About half the number of senior compliance professionals at UK financial services firms are expecting compliance costs to rise by 20 percent over the next year, as a raft of regulatory changes orce groups to make significant changes to their infrastructure and legal units in order to stay within the law.

The UK's new 'dual' regulatory regime is due to start in early-to-mid 2013 with the Financial Services Authority (FSA) splitting into the Prudential Regulation Authority (PRA) and the Financial Conduct Authority (FCA), and only 17 percent of respondents of the Protiviti survey say that their firm is 'completely' prepared for the different reporting demands and processes of the new structure.

The PRA will be an operationally independent subsidiary of the Bank of England and will focus on prudential supervision of financial institutions that manage significant risks on their balance sheets.

The FCA will have responsibility for consumer issues and conduct of business regulation, and will supervise all financial services institutions meaning that some firms will be dual regulated.

Responsibility for the financial stability of the system as a whole will come under the watch of a new, third regulatory body: the Financial Policy Committee (FPC) within the Bank of England.

Despite the major shake-up to the UK regulatory regime, which is intended to create better frameworks and oversight to the financial industry, two-thirds of respondents felt that the system would 'not' or 'probably not' be effective in preventing a future financial crisis.

"The changes to the UK regulatory architecture are major changes that firms need to fully understand and address sooner rather than later," says Bernadine Reese, Managing Director, Protiviti UK. "The FCA and PRA have very different mandates and powers, and firms will need to fully understand their responsibilities and plan how best to respond to the regulators' agendas."

Businesses to Move Abroad?

However, the survey indicates that businesses are mulling over a move abroad as regulatory oversight tightens and infrastructure changes.

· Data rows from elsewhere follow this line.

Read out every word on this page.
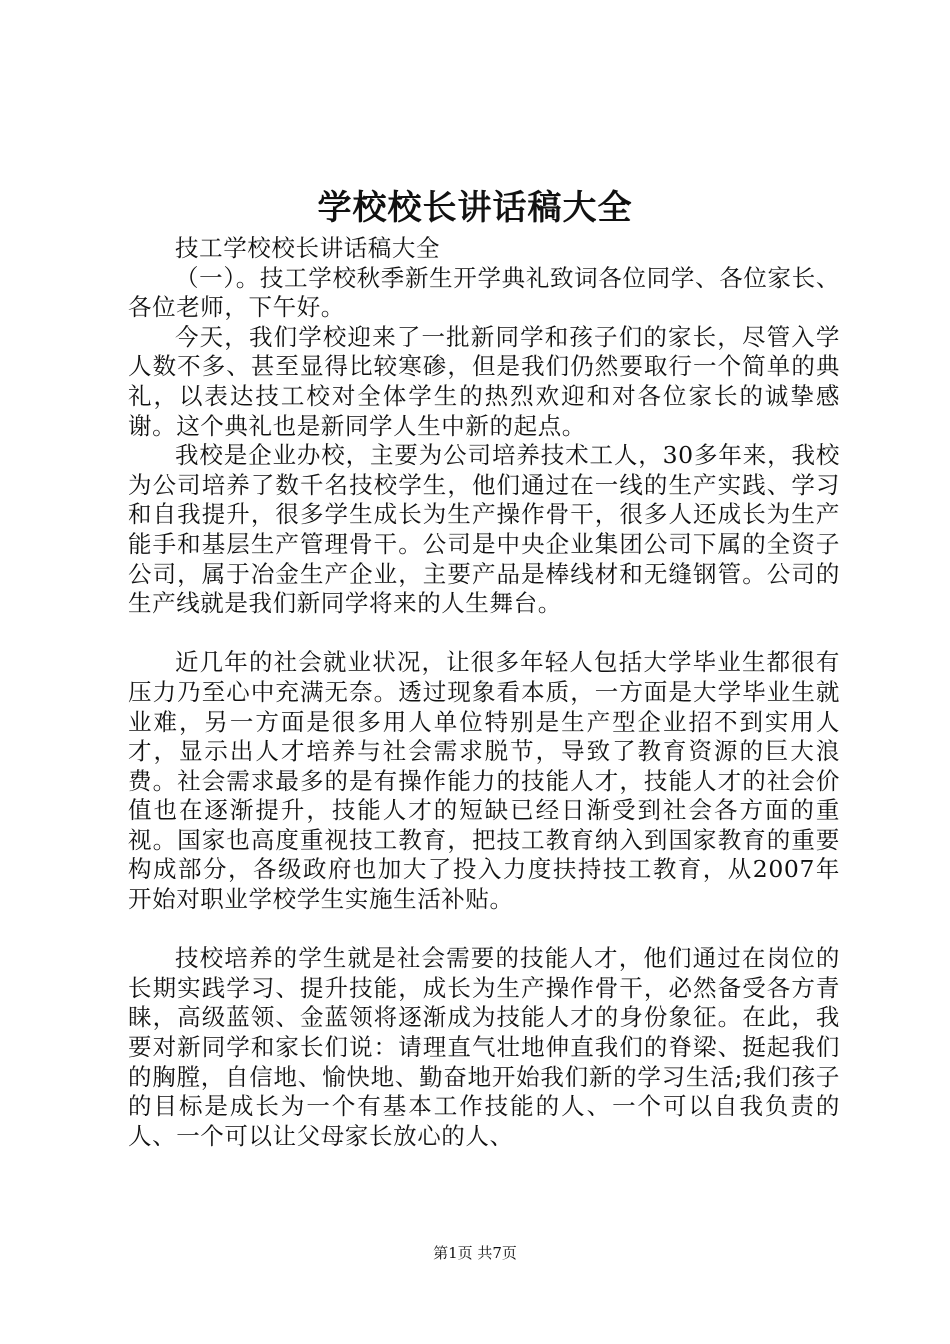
学校校长讲话稿大全

技工学校校长讲话稿大全

（一）。技工学校秋季新生开学典礼致词各位同学、各位家长、各位老师，下午好。

今天，我们学校迎来了一批新同学和孩子们的家长，尽管入学人数不多、甚至显得比较寒碜，但是我们仍然要取行一个简单的典礼，以表达技工校对全体学生的热烈欢迎和对各位家长的诚挚感谢。这个典礼也是新同学人生中新的起点。

我校是企业办校，主要为公司培养技术工人，30多年来，我校为公司培养了数千名技校学生，他们通过在一线的生产实践、学习和自我提升，很多学生成长为生产操作骨干，很多人还成长为生产能手和基层生产管理骨干。公司是中央企业集团公司下属的全资子公司，属于冶金生产企业，主要产品是棒线材和无缝钢管。公司的生产线就是我们新同学将来的人生舞台。

近几年的社会就业状况，让很多年轻人包括大学毕业生都很有压力乃至心中充满无奈。透过现象看本质，一方面是大学毕业生就业难，另一方面是很多用人单位特别是生产型企业招不到实用人才，显示出人才培养与社会需求脱节，导致了教育资源的巨大浪费。社会需求最多的是有操作能力的技能人才，技能人才的社会价值也在逐渐提升，技能人才的短缺已经日渐受到社会各方面的重视。国家也高度重视技工教育，把技工教育纳入到国家教育的重要构成部分，各级政府也加大了投入力度扶持技工教育，从2007年开始对职业学校学生实施生活补贴。

技校培养的学生就是社会需要的技能人才，他们通过在岗位的长期实践学习、提升技能，成长为生产操作骨干，必然备受各方青睐，高级蓝领、金蓝领将逐渐成为技能人才的身份象征。在此，我要对新同学和家长们说：请理直气壮地伸直我们的脊梁、挺起我们的胸膛，自信地、愉快地、勤奋地开始我们新的学习生活;我们孩子的目标是成长为一个有基本工作技能的人、一个可以自我负责的人、一个可以让父母家长放心的人、

第1页 共7页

Some 62 percent of respondents stated that the regime will make the UK less attractive as a place to carry out business and only 7 percent said that it will make the UK a better place to conduct business.

There is significant concern among senior compliance professionals about the level of possible dual regulation and nearly one in five of senior compliance professionals state that their company's management and board are 'very concerned', with 35 percent saying they are 'somewhat concerned' by the level of possible dual regulation facing their business.

Only 7 percent of senior compliance professionals say that their company's management and board are 'not concerned'.

"There is clearly a great deal of concern among financial services institutions around the new regime being initiated in early 2013. The changes being made to UK financial regulation are substantial and radical, yet the concern is that many firms remain unprepared," says Reese.